Google Yahoo Hotmail Passwords Leaked!!!

October 2009

Passwords for Google, Yahoo and Hotmail accounts illegally leaked online. Documents seen by CNET UK suggest thousands of usernames and passwords for Hotmail, Google and Yahoo accounts have been illegally posted to the Internet. Login credentials for accounts ending with yahoo.com, hotmail.com, gmail.com, msn.com, live.com andhotmail.fr were seen. Users of these services are strongly encouraged to immediately change their passwords. Usernames and passwords for Google’s Gmail service could also provide hackers with access to users’ YouTube, Blogger, Google Docs and Google Talk accounts, as these services are all owned by Google and often work under a single login ID. CNET UK contacted Google, which acknowledged the leaked details and blames phishing attacks rather than insecurities within Google’s system. “We recently became aware of an industry-wide phishing scheme through which hackers gained user credentials for Web-based mail accounts including Gmail accounts,” a Google spokesperson told CNET UK. “As soon as we learned of the attack, we forced password resets on the affected accounts.

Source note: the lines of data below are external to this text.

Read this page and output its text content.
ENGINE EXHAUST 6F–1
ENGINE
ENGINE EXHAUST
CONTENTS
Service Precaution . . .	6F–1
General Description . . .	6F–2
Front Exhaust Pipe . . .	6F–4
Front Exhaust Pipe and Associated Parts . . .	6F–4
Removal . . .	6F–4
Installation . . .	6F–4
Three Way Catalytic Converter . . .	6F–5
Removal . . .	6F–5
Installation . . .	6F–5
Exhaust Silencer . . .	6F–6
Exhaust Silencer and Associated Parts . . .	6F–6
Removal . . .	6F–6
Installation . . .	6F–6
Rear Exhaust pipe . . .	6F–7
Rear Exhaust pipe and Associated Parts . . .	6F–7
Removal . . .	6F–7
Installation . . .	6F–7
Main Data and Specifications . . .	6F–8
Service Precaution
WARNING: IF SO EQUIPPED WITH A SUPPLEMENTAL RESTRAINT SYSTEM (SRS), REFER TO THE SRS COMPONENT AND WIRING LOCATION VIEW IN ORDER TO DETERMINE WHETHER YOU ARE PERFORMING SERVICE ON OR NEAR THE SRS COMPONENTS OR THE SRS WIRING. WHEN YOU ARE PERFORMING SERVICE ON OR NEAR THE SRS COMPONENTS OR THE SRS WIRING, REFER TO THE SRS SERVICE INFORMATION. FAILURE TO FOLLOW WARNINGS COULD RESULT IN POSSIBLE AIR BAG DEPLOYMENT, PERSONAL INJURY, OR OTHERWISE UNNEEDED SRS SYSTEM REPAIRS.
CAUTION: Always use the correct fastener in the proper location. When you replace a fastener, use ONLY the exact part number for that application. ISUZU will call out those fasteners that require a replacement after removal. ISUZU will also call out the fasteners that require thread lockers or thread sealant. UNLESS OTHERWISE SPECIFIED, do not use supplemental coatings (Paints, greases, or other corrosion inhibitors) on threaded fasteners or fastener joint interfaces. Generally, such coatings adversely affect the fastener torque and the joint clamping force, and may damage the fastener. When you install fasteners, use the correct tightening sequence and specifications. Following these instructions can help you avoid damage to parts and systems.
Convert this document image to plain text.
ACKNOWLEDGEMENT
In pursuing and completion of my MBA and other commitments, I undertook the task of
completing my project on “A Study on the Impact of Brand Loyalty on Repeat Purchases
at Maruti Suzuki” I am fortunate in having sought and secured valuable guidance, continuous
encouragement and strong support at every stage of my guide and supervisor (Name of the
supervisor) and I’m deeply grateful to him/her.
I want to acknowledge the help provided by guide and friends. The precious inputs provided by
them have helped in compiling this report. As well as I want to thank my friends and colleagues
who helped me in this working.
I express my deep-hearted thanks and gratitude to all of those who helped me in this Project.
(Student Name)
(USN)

We will continue to force password resets on additional accounts when we become aware of them.” CNET UK also contacted Yahoo; a spokesperson confirmed, “We are aware and are investigating.” Reports of leaked Hotmail account details first appeared on Neowin. Microsoft later confirmed the news, and announced that “as a result of our investigation we are taking measures to block access to all of the accounts that were exposed and have resources in place to help those users reclaim their accounts.”